The Hindsight Memory Model
Section titled “The Hindsight Memory Model”Hindsight is Errand’s persistent memory system. It uses an AI model to:
- Extract entities and concepts from your tasks and their results
- Form “beliefs” — structured knowledge about your preferences, past decisions, and context
- Search and retrieve relevant memories when a new task starts
Recommended: Efficient to Balanced
Section titled “Recommended: Efficient to Balanced”The Hindsight model needs good language comprehension — it must understand what is important in a piece of text and extract meaning from it. However, it does not need the multi-step reasoning or tool-calling capabilities that the agent requires.

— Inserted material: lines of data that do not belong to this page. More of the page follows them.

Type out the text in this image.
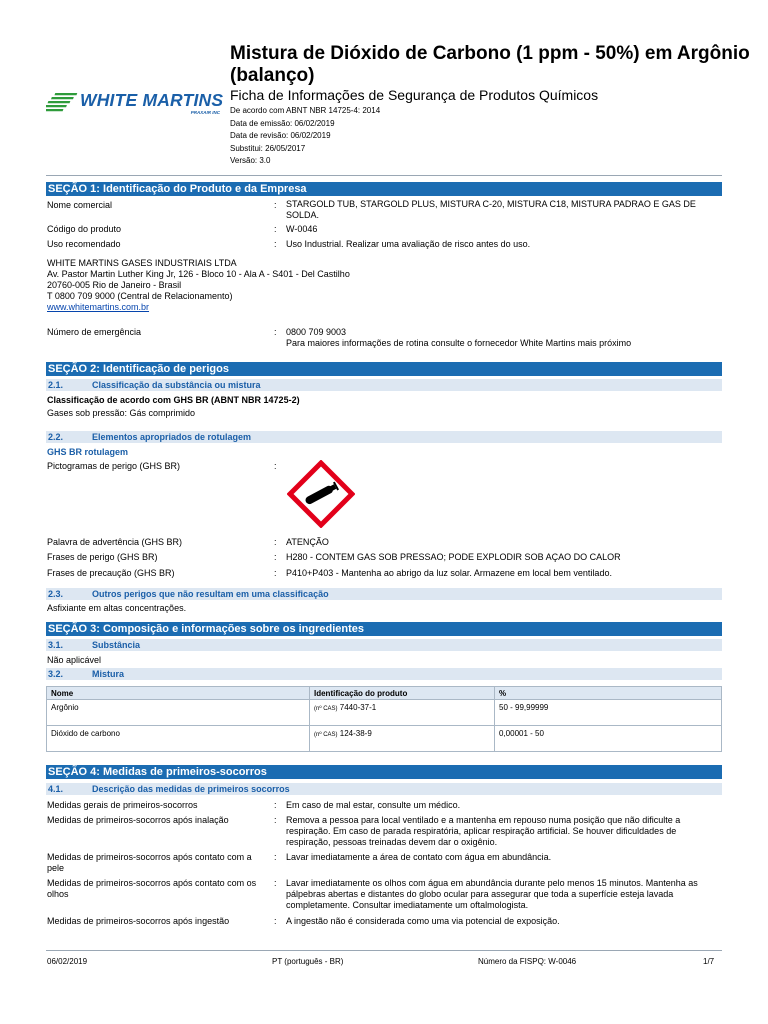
WHITE MARTINS
PRAXAIR INC
Mistura de Dióxido de Carbono (1 ppm - 50%) em Argônio (balanço)
Ficha de Informações de Segurança de Produtos Químicos
De acordo com ABNT NBR 14725-4: 2014
Data de emissão: 06/02/2019
Data de revisão: 06/02/2019
Substitui: 26/05/2017
Versão: 3.0
SEÇÃO 1: Identificação do Produto e da Empresa
Nome comercial	: STARGOLD TUB, STARGOLD PLUS, MISTURA C-20, MISTURA C18, MISTURA PADRAO E GAS DE SOLDA.
Código do produto	: W-0046
Uso recomendado	: Uso Industrial. Realizar uma avaliação de risco antes do uso.
WHITE MARTINS GASES INDUSTRIAIS LTDA
Av. Pastor Martin Luther King Jr, 126 - Bloco 10 - Ala A - S401 - Del Castilho
20760-005 Rio de Janeiro - Brasil
T 0800 709 9000 (Central de Relacionamento)
www.whitemartins.com.br
Número de emergência	: 0800 709 9003
Para maiores informações de rotina consulte o fornecedor White Martins mais próximo
SEÇÃO 2: Identificação de perigos
2.1.	Classificação da substância ou mistura
Classificação de acordo com GHS BR (ABNT NBR 14725-2)
Gases sob pressão: Gás comprimido
2.2.	Elementos apropriados de rotulagem
GHS BR rotulagem
Pictogramas de perigo (GHS BR)	:
Palavra de advertência (GHS BR)	: ATENÇÃO
Frases de perigo (GHS BR)	: H280 - CONTEM GAS SOB PRESSAO; PODE EXPLODIR SOB AÇAO DO CALOR
Frases de precaução (GHS BR)	: P410+P403 - Mantenha ao abrigo da luz solar. Armazene em local bem ventilado.
2.3.	Outros perigos que não resultam em uma classificação
Asfixiante em altas concentrações.
SEÇÃO 3: Composição e informações sobre os ingredientes
3.1.	Substância
Não aplicável
3.2.	Mistura
Nome	Identificação do produto	%
Argônio	(nº CAS) 7440-37-1	50 - 99,99999
Dióxido de carbono	(nº CAS) 124-38-9	0,00001 - 50
SEÇÃO 4: Medidas de primeiros-socorros
4.1.	Descrição das medidas de primeiros socorros
Medidas gerais de primeiros-socorros	: Em caso de mal estar, consulte um médico.
Medidas de primeiros-socorros após inalação	: Remova a pessoa para local ventilado e a mantenha em repouso numa posição que não dificulte a respiração. Em caso de parada respiratória, aplicar respiração artificial. Se houver dificuldades de respiração, pessoas treinadas devem dar o oxigênio.
Medidas de primeiros-socorros após contato com a pele
: Lavar imediatamente a área de contato com água em abundância.
Medidas de primeiros-socorros após contato com os olhos
: Lavar imediatamente os olhos com água em abundância durante pelo menos 15 minutos. Mantenha as pálpebras abertas e distantes do globo ocular para assegurar que toda a superfície esteja lavada completamente. Consultar imediatamente um oftalmologista.
Medidas de primeiros-socorros após ingestão	: A ingestão não é considerada como uma via potencial de exposição.
06/02/2019	PT (português - BR)	Número da FISPQ: W-0046	1/7
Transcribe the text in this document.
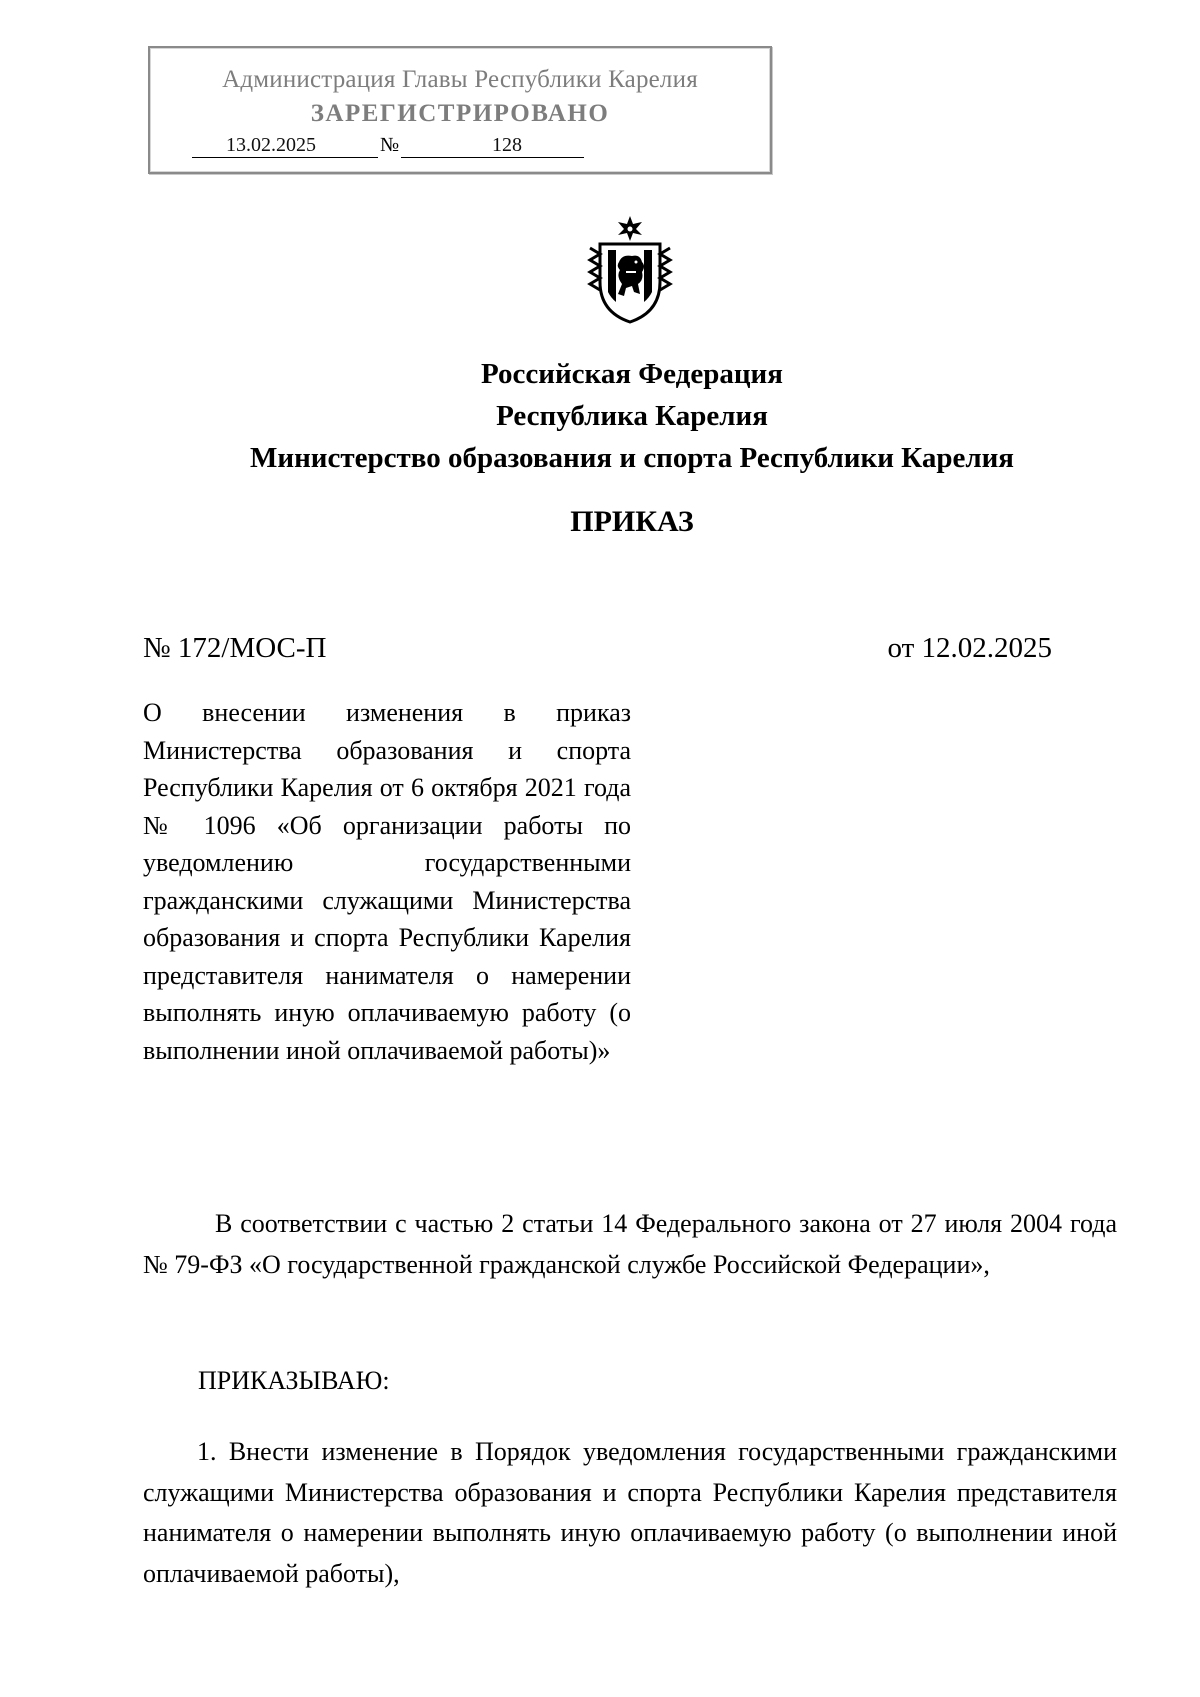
Администрация Главы Республики Карелия
ЗАРЕГИСТРИРОВАНО
13.02.2025	128
№
Российская Федерация
Республика Карелия
Министерство образования и спорта Республики Карелия
ПРИКАЗ
№ 172/МОС-П	от 12.02.2025

О внесении изменения в приказ Министерства образования и спорта Республики Карелия от 6 октября 2021 года № 1096 «Об организации работы по уведомлению государственными гражданскими служащими Министерства образования и спорта Республики Карелия представителя нанимателя о намерении выполнять иную оплачиваемую работу (о выполнении иной оплачиваемой работы)»

В соответствии с частью 2 статьи 14 Федерального закона от 27 июля 2004 года № 79-ФЗ «О государственной гражданской службе Российской Федерации»,

ПРИКАЗЫВАЮ:

1. Внести изменение в Порядок уведомления государственными гражданскими служащими Министерства образования и спорта Республики Карелия представителя нанимателя о намерении выполнять иную оплачиваемую работу (о выполнении иной оплачиваемой работы),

- Efficient tier works well for most users. Memories are stored and recalled reliably, and the cost stays low since Hindsight processes text for every task.
- Balanced tier can provide richer, more nuanced memory extraction if you find that the Efficient model is missing important context. This is a quality-versus-cost decision you can experiment with.

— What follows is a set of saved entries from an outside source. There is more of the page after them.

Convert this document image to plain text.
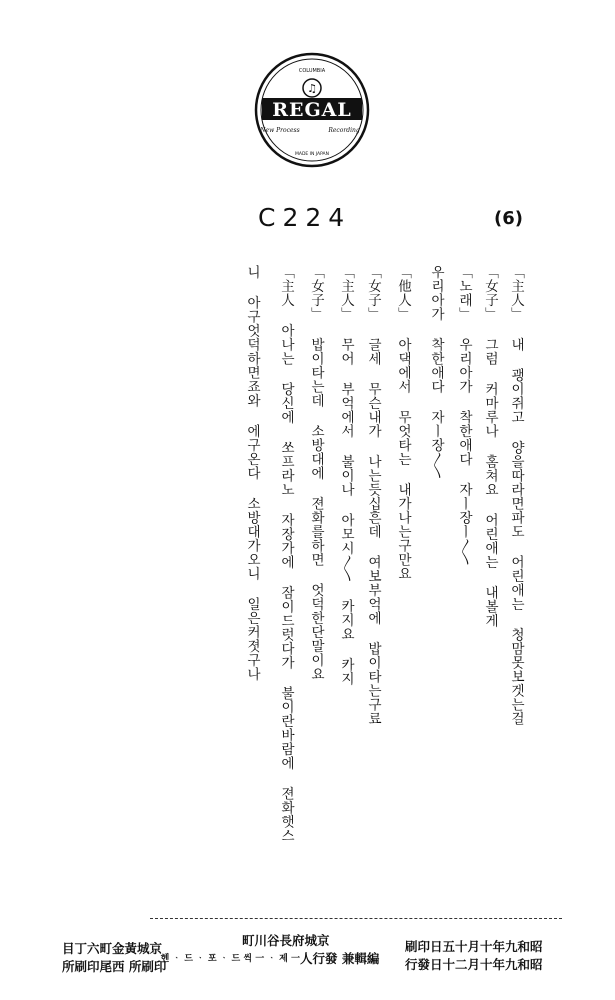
COLUMBIA
♫
REGAL
New Process	Recording
MADE IN JAPAN
C224	(6)
「主人」 내 괭이쥐고 양을따라면파도 어린애는 청맘못보겟는걸
「女子」 그럼 커마루나 홈쳐요 어린애는 내볼게
「노래」 우리아가 착한애다 자ㅣ장ㅣ〱
우리아가 착한애다 자ㅣ장〱
「他人」 아댁에서 무엇타는 내가나는구만요
「女子」 글세 무슨내가 나는듯십흔데 여보부억에 밥이타는구료
「主人」 무어 부억에서 불이나 아모시〱 카지요 카지
「女子」 밥이타는데 소방대에 젼화를하면 엇덕한단말이요
「主人 아나는 당신에 쏘프라노 자장가에 잠이드럿다가 불이란바람에 젼화햇스
니 아구엇덕하면죠와 에구온다 소방대가오니 일은커졋구나
昭和九年十月十五日印刷
昭和九年十月二十日發行
京城府長谷川町
編輯兼 發行人
一 제 ᆞ 一 씩 드 ᆞ 포 ᆞ 드 ᆞ 헨
京城黃金町六丁目
印刷所 西尾印刷所
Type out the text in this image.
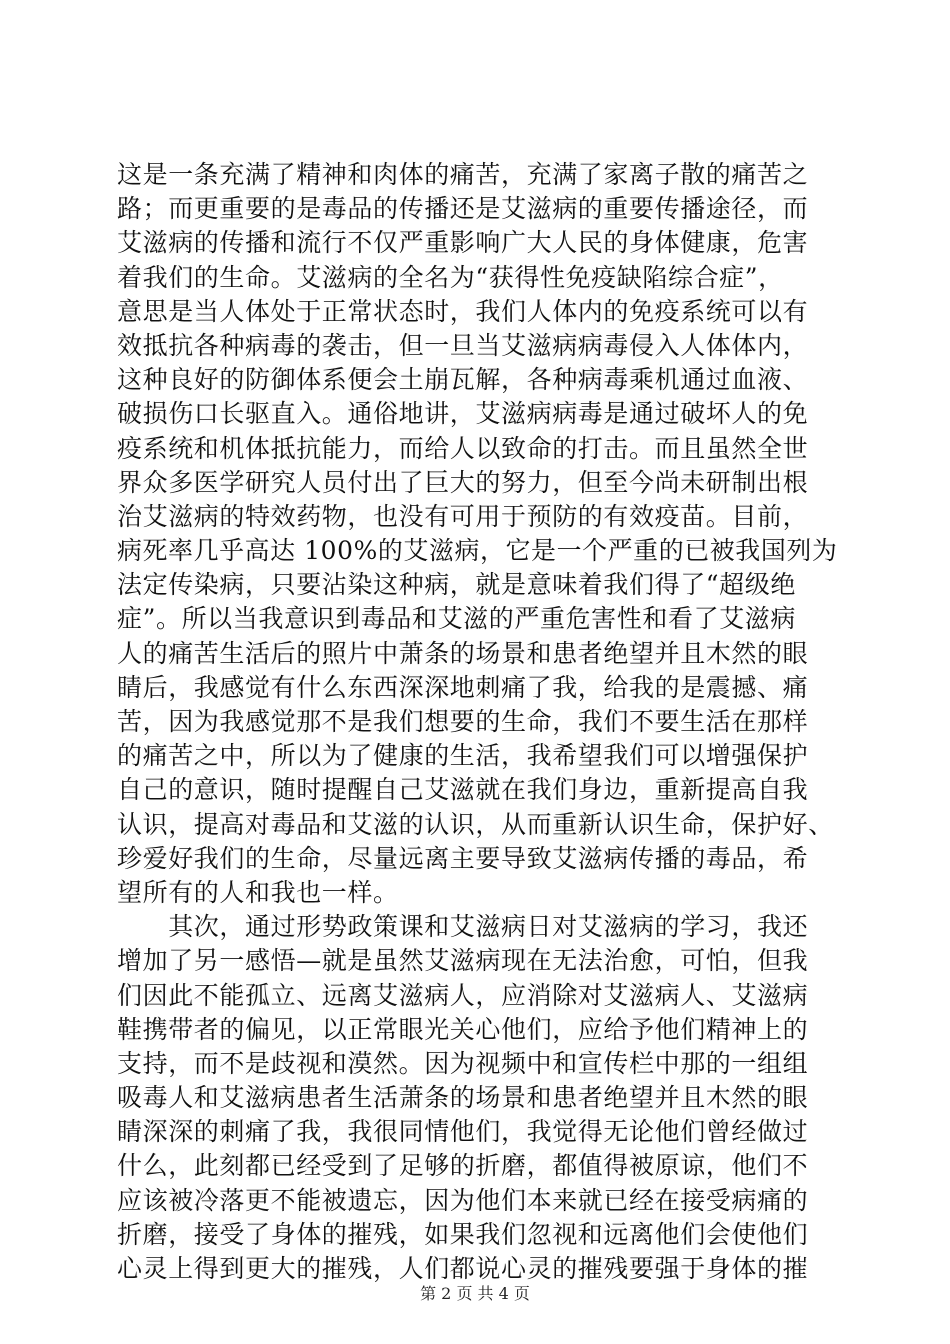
这是一条充满了精神和肉体的痛苦，充满了家离子散的痛苦之
路；而更重要的是毒品的传播还是艾滋病的重要传播途径，而
艾滋病的传播和流行不仅严重影响广大人民的身体健康，危害
着我们的生命。艾滋病的全名为“获得性免疫缺陷综合症”，
意思是当人体处于正常状态时，我们人体内的免疫系统可以有
效抵抗各种病毒的袭击，但一旦当艾滋病病毒侵入人体体内，
这种良好的防御体系便会土崩瓦解，各种病毒乘机通过血液、
破损伤口长驱直入。通俗地讲，艾滋病病毒是通过破坏人的免
疫系统和机体抵抗能力，而给人以致命的打击。而且虽然全世
界众多医学研究人员付出了巨大的努力，但至今尚未研制出根
治艾滋病的特效药物，也没有可用于预防的有效疫苗。目前，
病死率几乎高达 100%的艾滋病，它是一个严重的已被我国列为
法定传染病，只要沾染这种病，就是意味着我们得了“超级绝
症”。所以当我意识到毒品和艾滋的严重危害性和看了艾滋病
人的痛苦生活后的照片中萧条的场景和患者绝望并且木然的眼
睛后，我感觉有什么东西深深地刺痛了我，给我的是震撼、痛
苦，因为我感觉那不是我们想要的生命，我们不要生活在那样
的痛苦之中，所以为了健康的生活，我希望我们可以增强保护
自己的意识，随时提醒自己艾滋就在我们身边，重新提高自我
认识，提高对毒品和艾滋的认识，从而重新认识生命，保护好、
珍爱好我们的生命，尽量远离主要导致艾滋病传播的毒品，希
望所有的人和我也一样。
　　其次，通过形势政策课和艾滋病日对艾滋病的学习，我还
增加了另一感悟—就是虽然艾滋病现在无法治愈，可怕，但我
们因此不能孤立、远离艾滋病人，应消除对艾滋病人、艾滋病
鞋携带者的偏见，以正常眼光关心他们，应给予他们精神上的
支持，而不是歧视和漠然。因为视频中和宣传栏中那的一组组
吸毒人和艾滋病患者生活萧条的场景和患者绝望并且木然的眼
睛深深的刺痛了我，我很同情他们，我觉得无论他们曾经做过
什么，此刻都已经受到了足够的折磨，都值得被原谅，他们不
应该被冷落更不能被遗忘，因为他们本来就已经在接受病痛的
折磨，接受了身体的摧残，如果我们忽视和远离他们会使他们
心灵上得到更大的摧残，人们都说心灵的摧残要强于身体的摧
第 2 页 共 4 页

Start with an Efficient-tier model and upgrade if you notice the agent is not recalling relevant context from previous tasks.
The Transcription Model
Section titled “The Transcription Model”If you want to create tasks by speaking instead of typing, Errand can transcribe your voice input into text. This requires a Whisper-compatible transcription model.
Options
Section titled “Options”- Cloud: OpenAI’s Whisper API, accessed through LiteLLM, is the most common choice. Several other providers also offer Whisper-compatible endpoints.

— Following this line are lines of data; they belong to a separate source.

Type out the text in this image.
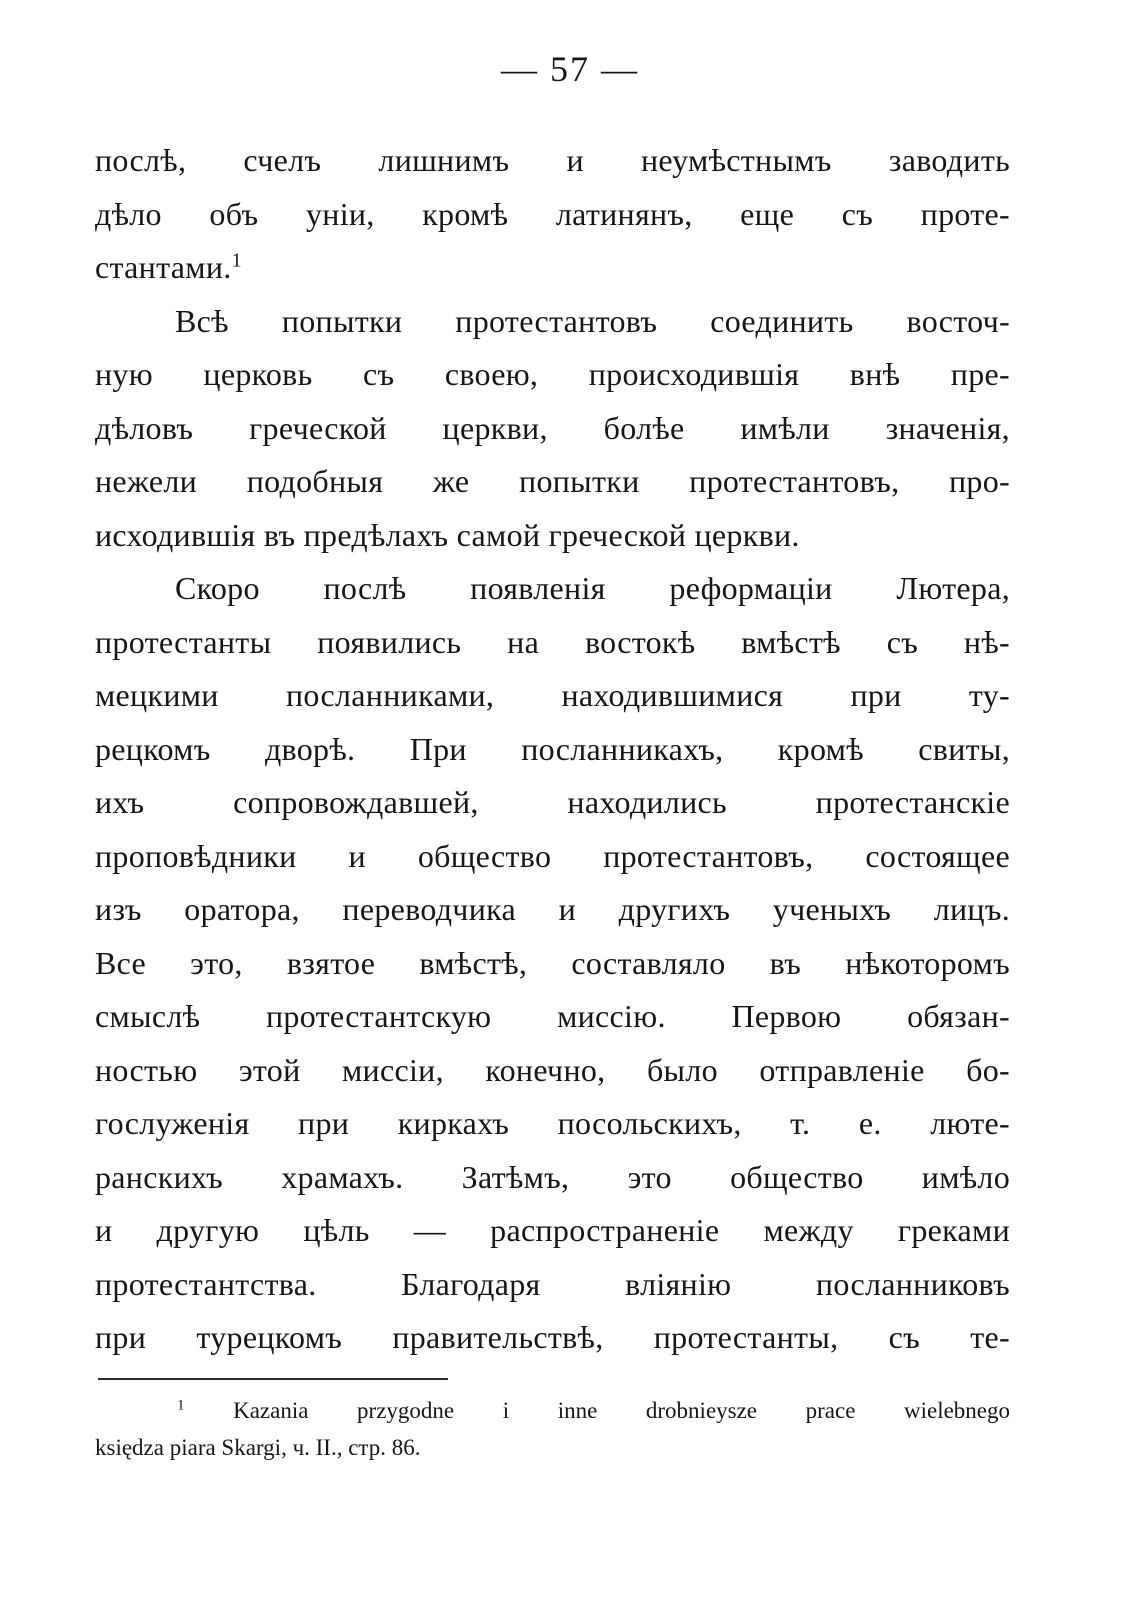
— 57 —
послѣ, счелъ лишнимъ и неумѣстнымъ заводить
дѣло объ уніи, кромѣ латинянъ, еще съ проте-
стантами.$^1$
Всѣ попытки протестантовъ соединить восточ-
ную церковь съ своею, происходившія внѣ пре-
дѣловъ греческой церкви, болѣе имѣли значенія,
нежели подобныя же попытки протестантовъ, про-
исходившія въ предѣлахъ самой греческой церкви.
Скоро послѣ появленія реформаціи Лютера,
протестанты появились на востокѣ вмѣстѣ съ нѣ-
мецкими посланниками, находившимися при ту-
рецкомъ дворѣ. При посланникахъ, кромѣ свиты,
ихъ сопровождавшей, находились протестанскіе
проповѣдники и общество протестантовъ, состоящее
изъ оратора, переводчика и другихъ ученыхъ лицъ.
Все это, взятое вмѣстѣ, составляло въ нѣкоторомъ
смыслѣ протестантскую миссію. Первою обязан-
ностью этой миссіи, конечно, было отправленіе бо-
гослуженія при киркахъ посольскихъ, т. е. люте-
ранскихъ храмахъ. Затѣмъ, это общество имѣло
и другую цѣль — распространеніе между греками
протестантства. Благодаря вліянію посланниковъ
при турецкомъ правительствѣ, протестанты, съ те-
$^1$ Kazania przygodne i inne drobnieysze prace wielebnego
księdza piara Skargi, ч. II., стр. 86.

- Local: You can run Whisper models locally through Ollama or other local model servers, keeping your audio data entirely on your own hardware.
If you do not plan to use voice input, leave the transcription model unconfigured.
Task Profiles — Per-Task Model Overrides
Section titled “Task Profiles — Per-Task Model Overrides”Errand’s Task Profiles feature lets you assign different models to different types of work. Instead of choosing one model for everything, you can create profiles that automatically match tasks to the right model:
- A Research profile might use a Frontier-tier model with access to web search tools
- A Quick Reply profile might use an Efficient-tier model for near-instant responses
- A Code Review profile might use a Frontier-tier model with access to your Git repository
Profiles give you flexibility without requiring you to change your default settings every time. See the Task Profiles documentation for setup instructions.
Example Configurations
Section titled “Example Configurations”Here are some common setups to help you get started. All models are accessed through LiteLLM regardless of which configuration you choose.
Best Quality
Section titled “Best Quality”For users who want the highest quality results and are comfortable with the associated cost.
| Slot | Tier | Example |
|---|---|---|
| Agent | Frontier | Claude Opus 4 |
| Title Generation | Efficient | Claude Haiku 4.5 |
| Hindsight | Balanced | Claude Sonnet 4 |
| Transcription | Whisper | whisper-large-v3 |
Balanced (Recommended)
Section titled “Balanced (Recommended)”The sweet spot for most users — excellent results at a reasonable cost.
| Slot | Tier | Example |
|---|---|---|
| Agent | Balanced | Claude Sonnet 4 |
| Title Generation | Efficient | Claude Haiku 4.5 |
| Hindsight | Efficient | GPT-4o Mini |
| Transcription | Whisper | whisper-large-v3 |
Budget-Conscious
Section titled “Budget-Conscious”Keeps costs low while still delivering good agent performance.
| Slot | Tier | Example |
|---|---|---|
| Agent | Balanced | Gemini 2.5 Flash |
| Title Generation | Efficient | Gemini 2.0 Flash |
| Hindsight | Efficient | Gemini 2.0 Flash |
| Transcription | Whisper | whisper-large-v3 |
Privacy-First
Section titled “Privacy-First”Everything runs on your own hardware. See Running Models Locally for setup.
| Slot | Tier | Example |
|---|---|---|
| Agent | Balanced (local) | Llama 3.3 70B (via Ollama) |
| Title Generation | Efficient (local) | Llama 3.2 3B (via Ollama) |
| Hindsight | Efficient (local) | Llama 3.2 3B (via Ollama) |
| Transcription | Whisper (local) | whisper-large-v3 (via Ollama) |
Note that the Privacy-First configuration requires significant hardware — see the local models guide for requirements.